Another Car Hack – This Time GM
This is the week for car hacks – because it is the week before the hacker conference Defcon. In this case, for about $100, a researcher has created a black box that, while no where as dramatic as the Jeep hack, is still unnerving.
The black box is a WiFi hotspot. It intercepts the communications from the GM Onstar smartphone app and masquerades as the user. That is certainly a limitation compared to the Jeep hack. This hack cannot disable your brakes or your accelerator.
What is can do is locate your car, unlock it and even start it – but not drive it away. If you can unlock it, you can steal anything inside – or plant something inside if you are inclined to do that.
GM has been working with the researcher and claims to have fixed the app (it is not a car problem, it is an app problem). Not everyone agrees that it is fixed, though.
The problem is, and we have heard this way too many times before, that although the app uses encryption, it does not make sure that the encryption certificate is owned by GM and not a hacker.

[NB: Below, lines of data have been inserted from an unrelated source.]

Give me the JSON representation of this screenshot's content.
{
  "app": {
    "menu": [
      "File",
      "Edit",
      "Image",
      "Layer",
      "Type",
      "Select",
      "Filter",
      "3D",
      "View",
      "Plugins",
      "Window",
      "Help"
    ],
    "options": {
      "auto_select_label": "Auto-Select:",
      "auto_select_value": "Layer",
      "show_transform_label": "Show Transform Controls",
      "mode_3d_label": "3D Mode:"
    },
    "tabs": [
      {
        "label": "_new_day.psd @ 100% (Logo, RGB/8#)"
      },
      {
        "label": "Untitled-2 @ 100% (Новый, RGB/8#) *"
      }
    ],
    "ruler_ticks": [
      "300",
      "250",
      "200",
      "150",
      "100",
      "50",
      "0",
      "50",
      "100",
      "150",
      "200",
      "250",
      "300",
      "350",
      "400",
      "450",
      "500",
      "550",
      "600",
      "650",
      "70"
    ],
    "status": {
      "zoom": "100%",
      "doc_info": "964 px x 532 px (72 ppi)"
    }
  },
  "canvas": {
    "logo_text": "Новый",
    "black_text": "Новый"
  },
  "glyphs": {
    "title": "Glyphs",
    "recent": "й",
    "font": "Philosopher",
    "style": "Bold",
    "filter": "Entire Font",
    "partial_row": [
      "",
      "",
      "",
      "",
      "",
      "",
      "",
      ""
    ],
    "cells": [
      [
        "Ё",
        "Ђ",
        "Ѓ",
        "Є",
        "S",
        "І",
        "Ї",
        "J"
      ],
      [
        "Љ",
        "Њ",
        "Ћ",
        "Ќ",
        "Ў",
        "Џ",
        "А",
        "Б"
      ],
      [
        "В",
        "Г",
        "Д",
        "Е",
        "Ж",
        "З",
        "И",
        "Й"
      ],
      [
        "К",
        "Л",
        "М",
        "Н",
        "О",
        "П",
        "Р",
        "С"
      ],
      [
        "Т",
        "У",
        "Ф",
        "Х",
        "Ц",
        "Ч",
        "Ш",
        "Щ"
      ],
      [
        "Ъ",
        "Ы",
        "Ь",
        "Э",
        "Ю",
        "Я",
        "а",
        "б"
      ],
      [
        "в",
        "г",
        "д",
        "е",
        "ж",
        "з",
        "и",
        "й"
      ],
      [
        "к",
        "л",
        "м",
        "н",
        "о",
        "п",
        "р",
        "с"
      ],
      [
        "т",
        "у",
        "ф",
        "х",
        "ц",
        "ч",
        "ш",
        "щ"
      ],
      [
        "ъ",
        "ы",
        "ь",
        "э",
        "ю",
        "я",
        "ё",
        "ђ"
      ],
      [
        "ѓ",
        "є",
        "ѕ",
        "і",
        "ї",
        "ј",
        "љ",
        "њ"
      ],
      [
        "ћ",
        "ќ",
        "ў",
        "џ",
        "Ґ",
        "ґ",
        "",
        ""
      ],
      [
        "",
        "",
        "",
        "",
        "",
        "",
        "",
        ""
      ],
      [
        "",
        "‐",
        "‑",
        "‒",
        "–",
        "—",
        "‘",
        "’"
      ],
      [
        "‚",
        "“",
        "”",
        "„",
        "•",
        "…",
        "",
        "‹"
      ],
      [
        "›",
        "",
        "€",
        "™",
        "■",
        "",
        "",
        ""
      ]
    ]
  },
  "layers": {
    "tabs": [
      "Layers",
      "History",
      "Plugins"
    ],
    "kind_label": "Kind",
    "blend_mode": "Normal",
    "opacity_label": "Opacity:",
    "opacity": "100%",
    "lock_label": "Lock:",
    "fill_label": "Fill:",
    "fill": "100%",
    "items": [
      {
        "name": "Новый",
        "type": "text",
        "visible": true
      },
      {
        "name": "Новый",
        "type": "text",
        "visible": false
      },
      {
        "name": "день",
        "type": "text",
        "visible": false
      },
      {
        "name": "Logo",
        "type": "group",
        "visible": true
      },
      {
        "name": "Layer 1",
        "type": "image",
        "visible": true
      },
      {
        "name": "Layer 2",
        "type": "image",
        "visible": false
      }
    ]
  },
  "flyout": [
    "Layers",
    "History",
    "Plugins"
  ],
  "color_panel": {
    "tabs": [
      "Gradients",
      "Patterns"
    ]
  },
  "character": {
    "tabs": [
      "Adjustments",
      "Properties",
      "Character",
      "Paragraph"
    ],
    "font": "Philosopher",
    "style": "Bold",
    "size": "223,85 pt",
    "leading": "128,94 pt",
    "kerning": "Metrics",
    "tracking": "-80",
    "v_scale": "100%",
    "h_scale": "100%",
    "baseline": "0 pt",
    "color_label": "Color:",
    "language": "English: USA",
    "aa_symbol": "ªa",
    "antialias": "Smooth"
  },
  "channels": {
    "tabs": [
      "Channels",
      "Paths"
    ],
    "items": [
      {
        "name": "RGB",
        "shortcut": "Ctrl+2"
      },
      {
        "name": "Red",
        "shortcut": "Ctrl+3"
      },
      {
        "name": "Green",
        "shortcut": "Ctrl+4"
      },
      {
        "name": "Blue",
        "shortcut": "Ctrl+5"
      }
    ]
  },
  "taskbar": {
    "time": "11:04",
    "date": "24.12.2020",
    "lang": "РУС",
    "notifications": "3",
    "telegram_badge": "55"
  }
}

While this attack may be fixed, the researcher will reveal a different exploit using the car’s digital key system.
It turns out that the researcher started working on a completely different exploit but the car maker fixed it – without his help – before he went public. So a few weeks ago he switched to GM and found these two bugs. Think about it – he found these buys with a couple of weeks of work.
Now remember, these are the good guys; they are working with the car makers and they are finding bug after bug.
Do you imagine that the bad guys are not trying to exploit cars also? Do you think they are not finding anything? Only difference is that they are not telling the car makers.
Smart cars are not that smart and unless the car makers step up their game, things are likely going to get more ugly before they get better.
Just sayin…
Information for this post came from Wired.